Surprise! Kitsap Sun endorses Watkins over Inslee

Bet you didn’t see this coming: The Kitsap Sun didn’t endorse Jay Inslee.

In a surprise move, the Sun’s editorial board chose his Republican challenger, a candidate that most polls say doesn’t have a chance against Bainbridge’s six-term congressman.

Inslee has been the Sun’s favorite in years past, but business know-how and fiscal restraint – keynotes of the James Watkins campaign – swayed the editorial board this year.

“Watkins has four years of experience under two administrations in helping to cut spending at the FDIC, served as a director at Microsoft, managed successful small businesses, and has been a consultant working with small businesses across the nation. He’s a fiscal conservative, opposes deficit spending, and says a key to economic recovery is policies that will allow small businesses to grow in a supportive environment that’s stable in terms of taxes and regulatory measures,” the editorial board writes.

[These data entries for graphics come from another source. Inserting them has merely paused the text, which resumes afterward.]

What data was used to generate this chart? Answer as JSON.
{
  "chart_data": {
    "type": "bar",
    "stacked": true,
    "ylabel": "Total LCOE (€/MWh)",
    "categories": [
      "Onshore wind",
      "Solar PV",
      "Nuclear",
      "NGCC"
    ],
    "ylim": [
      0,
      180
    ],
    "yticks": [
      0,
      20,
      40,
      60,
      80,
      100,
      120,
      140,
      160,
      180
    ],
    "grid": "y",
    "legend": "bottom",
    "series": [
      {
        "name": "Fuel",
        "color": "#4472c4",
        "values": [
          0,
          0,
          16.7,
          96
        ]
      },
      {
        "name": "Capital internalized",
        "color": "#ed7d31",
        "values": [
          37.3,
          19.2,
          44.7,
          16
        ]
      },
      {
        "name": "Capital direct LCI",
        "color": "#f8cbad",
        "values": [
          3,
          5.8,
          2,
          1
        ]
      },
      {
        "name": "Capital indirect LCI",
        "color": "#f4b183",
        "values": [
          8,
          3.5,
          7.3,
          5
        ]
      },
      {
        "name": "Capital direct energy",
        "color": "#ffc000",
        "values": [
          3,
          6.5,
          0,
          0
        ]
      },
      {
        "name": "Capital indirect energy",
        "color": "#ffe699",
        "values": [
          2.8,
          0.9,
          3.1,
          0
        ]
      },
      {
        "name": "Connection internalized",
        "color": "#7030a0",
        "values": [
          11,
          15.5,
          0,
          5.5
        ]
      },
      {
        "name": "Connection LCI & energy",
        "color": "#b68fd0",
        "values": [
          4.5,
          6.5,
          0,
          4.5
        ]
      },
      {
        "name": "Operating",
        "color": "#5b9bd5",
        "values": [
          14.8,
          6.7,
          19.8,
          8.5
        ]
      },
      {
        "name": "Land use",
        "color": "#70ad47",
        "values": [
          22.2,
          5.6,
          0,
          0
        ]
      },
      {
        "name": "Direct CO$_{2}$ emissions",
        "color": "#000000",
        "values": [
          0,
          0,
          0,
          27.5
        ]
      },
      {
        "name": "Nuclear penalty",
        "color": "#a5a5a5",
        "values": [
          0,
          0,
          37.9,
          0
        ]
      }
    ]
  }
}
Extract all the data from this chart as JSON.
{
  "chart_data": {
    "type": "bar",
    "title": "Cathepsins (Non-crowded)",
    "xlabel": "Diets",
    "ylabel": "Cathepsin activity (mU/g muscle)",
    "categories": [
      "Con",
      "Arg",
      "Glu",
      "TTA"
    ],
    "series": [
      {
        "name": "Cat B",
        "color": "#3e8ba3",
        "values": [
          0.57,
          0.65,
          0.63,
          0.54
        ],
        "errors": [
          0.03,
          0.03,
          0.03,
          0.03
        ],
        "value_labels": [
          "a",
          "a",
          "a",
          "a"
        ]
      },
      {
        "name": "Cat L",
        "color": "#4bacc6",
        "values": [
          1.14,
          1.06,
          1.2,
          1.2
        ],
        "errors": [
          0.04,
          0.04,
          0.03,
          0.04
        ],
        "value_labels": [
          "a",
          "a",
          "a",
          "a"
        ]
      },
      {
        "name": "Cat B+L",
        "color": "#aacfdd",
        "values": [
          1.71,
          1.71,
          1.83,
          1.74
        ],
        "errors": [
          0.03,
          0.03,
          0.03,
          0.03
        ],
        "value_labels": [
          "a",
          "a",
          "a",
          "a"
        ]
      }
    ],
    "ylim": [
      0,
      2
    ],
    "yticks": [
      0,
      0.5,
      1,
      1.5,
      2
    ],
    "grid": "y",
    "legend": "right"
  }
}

Plus, Inslee is no Norm Dicks or Patty Murray (both endorsed by the Sun) when it comes to bringing the federal bacon to Kitsap, according to the board.

To read the full endorsement, click HERE. Scroll down past the bits about Dicks and Murray to get to the Inslee vs. Watkins part at the bottom.

4 thoughts on “Surprise! Kitsap Sun endorses Watkins over Inslee

  1. I have been following Local politics since the early 90’s. This has been by far the most diverse number of endorsements by this paper since then. I usually look at candidates by a bigger government or smaller goverment perspective . I do not perhaps understand why the Sun has endorsed those of opposite fields, but it is refreshing. Glad that this is no longer an automatic gimme for one political party.

  2. The choice of Watkins over Inslee wasn’t the only surprising decision by the Sun’s advisory board. Democracy in action! Let’s see how much weight that endorsement carries, and how Watkins does in the final vote tally. I interpret the endorsement as a protest vote, making some people feel good for a change, but short on leverage.

    How many members of the advisory board attended the match-up of Inslee and Watkins at the American Legion Hall on Bainbridge? Inslee gave a very convincing account of himself as an adept and dedicated member of the House of Representatives. He didn’t boast about how much bacon he had brought home to his district, but I didn’t hear Watkins promise that he would bring home more. The campaign in Inslee’s district isn’t about pork, it’s about stature, and Watkins — never mind the rude attempts of his supporters to belittle Inslee — doesn’t have what it takes.

  3. Jon — did you see the debate at the American Legion — the event Review Editor claims Inslee tender sensibilities were hurt by “off-island” troublemakers? Inslee clearly lost that debate.

    As to the weight of the Sun endorsement, that isn’t really the metric to look at. Look at Inslee’s record and his performance for the deciding factors.

    Watkins has run a very excellent campaign and the last debate was just one indication. I hope Inslee still gets the hope and change thing — he’ll need it.

    Why do you think Inslee lied about his being back in DC for the Bud Hawk dedication when in fact he was in Seattle? I thought Inslee was going to bolt for the door. Fortunately for Watkins he brought a competent camera crew. Inslee’s film crew (Selina of BITV) couldn’t get her cameras to work.

  4. Mick, I had the opportunity to know and interact with a whole slew of candidates from both parties at the very beginning of their campaigns because I was a board member of a local group whose support they were attempting to garner. I got to see them and their more honest actions for what they were before the “campaign mask” slipped into place and the subsequent “snow job” of the voters began because they started basing their actions, statements, decisions and rhetoric on “winning” instead on who they really were and what their honest positions, messages and opinions really were.

    A couple (not all) of these less than honest individuals are Republican candidates challenging incumbents and are now endorsed by the Sun Editorial Board. I suspect that they are being endorsed, because it has been recognized that they are simple party and special interest puppets that will move the way the wind (or the money) blows on populist issues and that they are easy push over’s when it comes to buying in to the rampant lucrative and unique career and personal power advancement opportunities that politics provides. These less than substantive individuals will not provide any sort of roadblock, diversion or challenge to the group of elected officials that the Sun Editorial Board really supports and wants in power for our community.